Les auteurs du Siècle des communismes ne nient cependant pas l'existence d'un mouvement communiste international, sous l'égide du Parti bolchevique, qui est fréquemment parvenu à s'arroger le monopole "du" communisme et qui a cherché à imposer sa loi. Le « Vatican moscovite », selon l'expression d'Eric Hobsbawm, a édicté une idéologie communiste afin d'assurer au PCUS le leadership du mouvement communiste international. Pour mener à bien cette homogénéisation, et pour alimenter l'imaginaire d'un nouveau monde à bâtir, une représentation idéalisée de l'URSS a été propagée. Mais le « système communiste international n'a perduré qu'en se refermant progressivement, éliminant peu à peu toutes les contestations ouvertes puis implicites, tacites ou potentielles » (p. 15). Longtemps durant, il n'a existé plus que formellement, jusqu'à finalement s'effondrer en quelques années (de 1989 à 1991) - sauf en Chine, en Corée du Nord, au Laos, à Cuba et au Vietnam -, n'étant pas si enraciné qu'on a pu l'imaginer.

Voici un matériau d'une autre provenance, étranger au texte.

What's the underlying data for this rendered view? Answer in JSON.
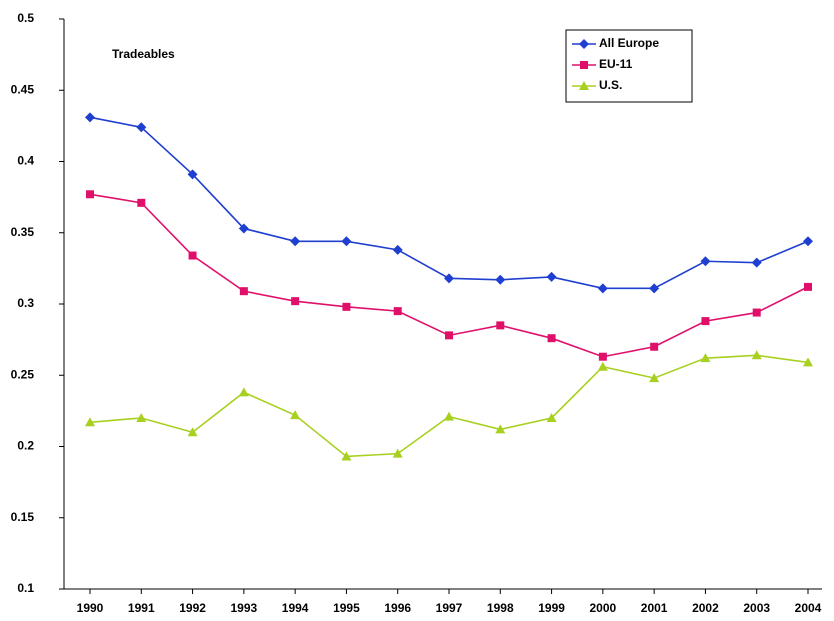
{
  "chart_data": {
    "type": "line",
    "annotation": "Tradeables",
    "categories": [
      "1990",
      "1991",
      "1992",
      "1993",
      "1994",
      "1995",
      "1996",
      "1997",
      "1998",
      "1999",
      "2000",
      "2001",
      "2002",
      "2003",
      "2004"
    ],
    "series": [
      {
        "name": "All Europe",
        "color": "#1f3fd0",
        "marker": "diamond",
        "values": [
          0.431,
          0.424,
          0.391,
          0.353,
          0.344,
          0.344,
          0.338,
          0.318,
          0.317,
          0.319,
          0.311,
          0.311,
          0.33,
          0.329,
          0.344
        ]
      },
      {
        "name": "EU-11",
        "color": "#e0106a",
        "marker": "square",
        "values": [
          0.377,
          0.371,
          0.334,
          0.309,
          0.302,
          0.298,
          0.295,
          0.278,
          0.285,
          0.276,
          0.263,
          0.27,
          0.288,
          0.294,
          0.312
        ]
      },
      {
        "name": "U.S.",
        "color": "#a8d020",
        "marker": "triangle",
        "values": [
          0.217,
          0.22,
          0.21,
          0.238,
          0.222,
          0.193,
          0.195,
          0.221,
          0.212,
          0.22,
          0.256,
          0.248,
          0.262,
          0.264,
          0.259
        ]
      }
    ],
    "ylim": [
      0.1,
      0.5
    ],
    "yticks": [
      0.1,
      0.15,
      0.2,
      0.25,
      0.3,
      0.35,
      0.4,
      0.45,
      0.5
    ],
    "grid": false,
    "legend": "top-right"
  }
}
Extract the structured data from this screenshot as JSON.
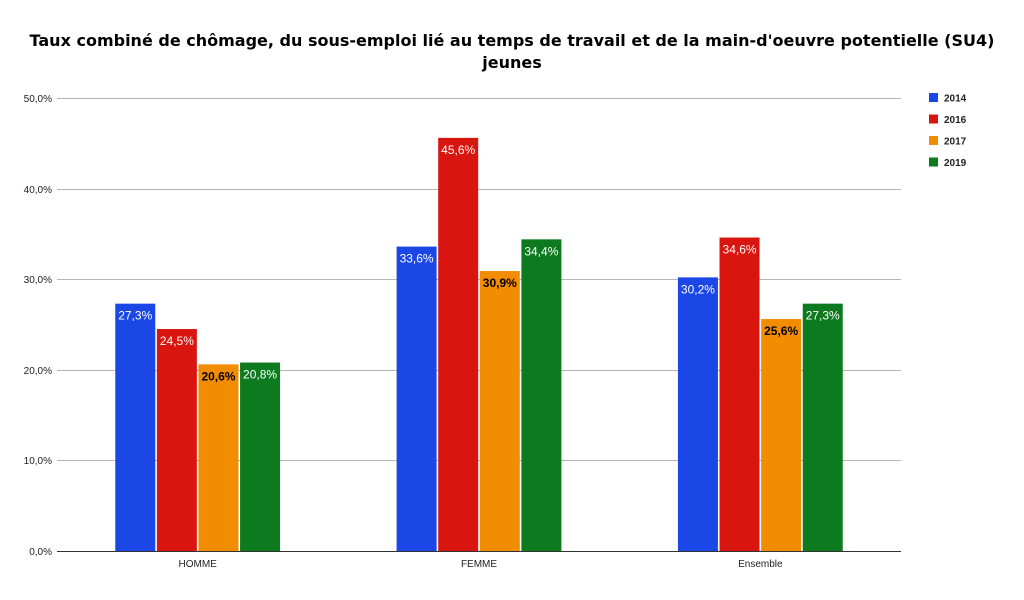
{
  "chart_data": {
    "type": "bar",
    "title_line1": "Taux combiné de chômage, du sous-emploi lié au temps de travail et de la main-d'oeuvre potentielle (SU4)",
    "title_line2": "jeunes",
    "categories": [
      "HOMME",
      "FEMME",
      "Ensemble"
    ],
    "series": [
      {
        "name": "2014",
        "color": "#1b47e6",
        "label_color": "#ffffff",
        "values": [
          27.3,
          33.6,
          30.2
        ],
        "labels": [
          "27,3%",
          "33,6%",
          "30,2%"
        ]
      },
      {
        "name": "2016",
        "color": "#d8160f",
        "label_color": "#ffffff",
        "values": [
          24.5,
          45.6,
          34.6
        ],
        "labels": [
          "24,5%",
          "45,6%",
          "34,6%"
        ]
      },
      {
        "name": "2017",
        "color": "#f28c00",
        "label_color": "#000000",
        "values": [
          20.6,
          30.9,
          25.6
        ],
        "labels": [
          "20,6%",
          "30,9%",
          "25,6%"
        ]
      },
      {
        "name": "2019",
        "color": "#0d7a1f",
        "label_color": "#ffffff",
        "values": [
          20.8,
          34.4,
          27.3
        ],
        "labels": [
          "20,8%",
          "34,4%",
          "27,3%"
        ]
      }
    ],
    "yticks": [
      0,
      10,
      20,
      30,
      40,
      50
    ],
    "ytick_labels": [
      "0,0%",
      "10,0%",
      "20,0%",
      "30,0%",
      "40,0%",
      "50,0%"
    ],
    "ylim": [
      0,
      50
    ],
    "xlabel": "",
    "ylabel": "",
    "grid": true,
    "legend_position": "right"
  }
}
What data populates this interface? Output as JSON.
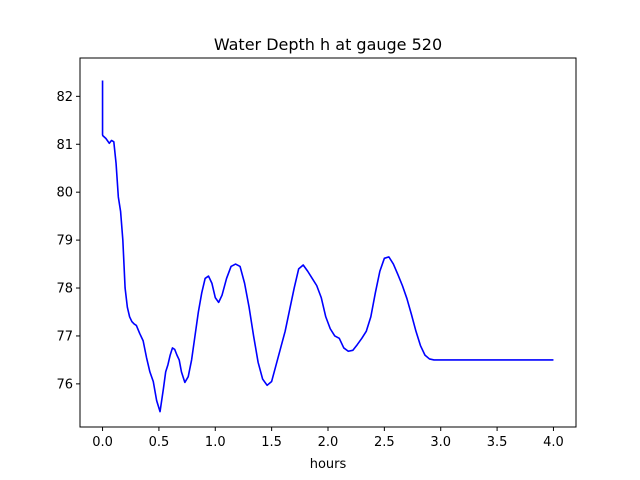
{
  "chart_data": {
    "type": "line",
    "title": "Water Depth h at gauge 520",
    "xlabel": "hours",
    "ylabel": "",
    "xlim": [
      -0.2,
      4.2
    ],
    "ylim": [
      75.1,
      82.8
    ],
    "xticks": [
      0.0,
      0.5,
      1.0,
      1.5,
      2.0,
      2.5,
      3.0,
      3.5,
      4.0
    ],
    "xtick_labels": [
      "0.0",
      "0.5",
      "1.0",
      "1.5",
      "2.0",
      "2.5",
      "3.0",
      "3.5",
      "4.0"
    ],
    "yticks": [
      76,
      77,
      78,
      79,
      80,
      81,
      82
    ],
    "ytick_labels": [
      "76",
      "77",
      "78",
      "79",
      "80",
      "81",
      "82"
    ],
    "grid": false,
    "series": [
      {
        "color": "#0000ff",
        "x": [
          0.0,
          0.0,
          0.002,
          0.03,
          0.06,
          0.08,
          0.1,
          0.12,
          0.14,
          0.16,
          0.18,
          0.2,
          0.22,
          0.24,
          0.26,
          0.28,
          0.3,
          0.33,
          0.36,
          0.39,
          0.42,
          0.45,
          0.48,
          0.51,
          0.54,
          0.56,
          0.58,
          0.6,
          0.62,
          0.64,
          0.66,
          0.68,
          0.7,
          0.73,
          0.76,
          0.79,
          0.82,
          0.85,
          0.88,
          0.91,
          0.94,
          0.97,
          1.0,
          1.03,
          1.06,
          1.1,
          1.14,
          1.18,
          1.22,
          1.26,
          1.3,
          1.34,
          1.38,
          1.42,
          1.46,
          1.5,
          1.54,
          1.58,
          1.62,
          1.66,
          1.7,
          1.74,
          1.78,
          1.82,
          1.86,
          1.9,
          1.94,
          1.98,
          2.02,
          2.06,
          2.1,
          2.14,
          2.18,
          2.22,
          2.26,
          2.3,
          2.34,
          2.38,
          2.42,
          2.46,
          2.5,
          2.54,
          2.58,
          2.62,
          2.66,
          2.7,
          2.74,
          2.78,
          2.82,
          2.86,
          2.9,
          2.94,
          2.98,
          3.02,
          3.06,
          3.1,
          3.14,
          3.18,
          3.22,
          3.26,
          3.3,
          3.34,
          3.38,
          3.42,
          3.46,
          3.5,
          3.54,
          3.58,
          3.62,
          3.66,
          3.7,
          3.74,
          3.78,
          3.82,
          3.86,
          3.9,
          3.94,
          3.98,
          4.0
        ],
        "y": [
          82.33,
          81.2,
          81.18,
          81.12,
          81.02,
          81.08,
          81.05,
          80.6,
          79.9,
          79.6,
          79.0,
          78.0,
          77.6,
          77.4,
          77.3,
          77.25,
          77.22,
          77.05,
          76.9,
          76.55,
          76.25,
          76.05,
          75.65,
          75.42,
          75.9,
          76.25,
          76.4,
          76.6,
          76.75,
          76.72,
          76.6,
          76.5,
          76.25,
          76.03,
          76.15,
          76.5,
          77.0,
          77.5,
          77.9,
          78.2,
          78.25,
          78.1,
          77.8,
          77.7,
          77.85,
          78.2,
          78.45,
          78.5,
          78.45,
          78.1,
          77.6,
          77.0,
          76.45,
          76.1,
          75.97,
          76.05,
          76.4,
          76.75,
          77.1,
          77.55,
          78.0,
          78.4,
          78.48,
          78.35,
          78.2,
          78.05,
          77.8,
          77.4,
          77.15,
          77.0,
          76.95,
          76.75,
          76.68,
          76.7,
          76.82,
          76.95,
          77.1,
          77.4,
          77.9,
          78.35,
          78.62,
          78.65,
          78.5,
          78.28,
          78.05,
          77.78,
          77.45,
          77.1,
          76.8,
          76.6,
          76.52,
          76.5,
          76.5,
          76.5,
          76.5,
          76.5,
          76.5,
          76.5,
          76.5,
          76.5,
          76.5,
          76.5,
          76.5,
          76.5,
          76.5,
          76.5,
          76.5,
          76.5,
          76.5,
          76.5,
          76.5,
          76.5,
          76.5,
          76.5,
          76.5,
          76.5,
          76.5,
          76.5,
          76.5
        ]
      }
    ]
  }
}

Selon les universitaires qui ont collaboré au Siècle des communismes, l'analyse comparée du nazisme et du stalinisme, par le biais du concept de totalitarisme ou non, est « parfaitement légitime » (p.18). Mais la perspective comparatiste ne doit pas écraser les différentes facettes du réel que tentent d'appréhender les sciences sociales, en laissant ouvert le champ des investigations.

Réception[modifier | modifier le code]

Pour Marc Lazar, un proche de Stéphane Courtois : « Les auteurs du Siècle se gardent bien de discuter de front et de manière comparée quelques éléments essentiels qui ont contribué à unifier et à rigidifier le communisme : sa criminalité, son idéologie, ses valeurs, ses références, ses structures partisanes ou encore la croyance qu'il suscite. »[3]. Il termine en soutenant qu'« il serait aisé de traquer la présence implicite, voire explicite pour certains textes, de l'idéologie dans une entreprise qui se drape dans le manteau de la science ».

Selon Antoine Prost, « [i]l est clair que ce livre est une réponse à la fois au Passé d'une illusion de François Furet et au Livre noir du communisme de Courtois. », tandis que pour Marc Ferro, « [c]'est un bon livre, intéressant, d'autant plus que j'attendais une réponse au Livre noir du communisme. »[4] Gilbert Wasserman considère que : « Cet ouvrage collectif propose en effet une démarche très critique à l’égard [du Livre noir du communisme], mais, fort heureusement, il ne tente pas de répondre à un procès en criminalisation du communisme par un autre procès en réhabilitation. Il s’agit de diversifier, complexifier et dégager les aspects contradictoires d’un des aspects majeurs du siècle qui se termine. »[5]

Notes et références[modifier | modifier le code]

  1. Le Siècle des communismes, réédition augmentée, Paris, Éditions du Seuil, coll. « Points », 2004, 790 p. Les citations sont extraites de cette édition.
  2. François Furet, Le Passé d'une illusion. Essai sur l'idée communiste au XXe siècle, Calmann-Lévy/Robert Laffont, Paris, 1995, 580 p. ; Stéphane Courtois (dir.), Le Livre noir du communisme. Crimes, terreur, répression, Robert Laffont, Paris, 1997, 923 p.
  3. Marc Lazar, compte rendu du Siècle des communismes, dans Vingtième Siècle. Revue d'histoire, n° 69, 2001, p. 209.
  4. Interventions autour du livre Le Siècle des communismes
  5. Gilbert Wasserman, compte rendu du Siècle des communismes, Mouvements, n° 13, 2001.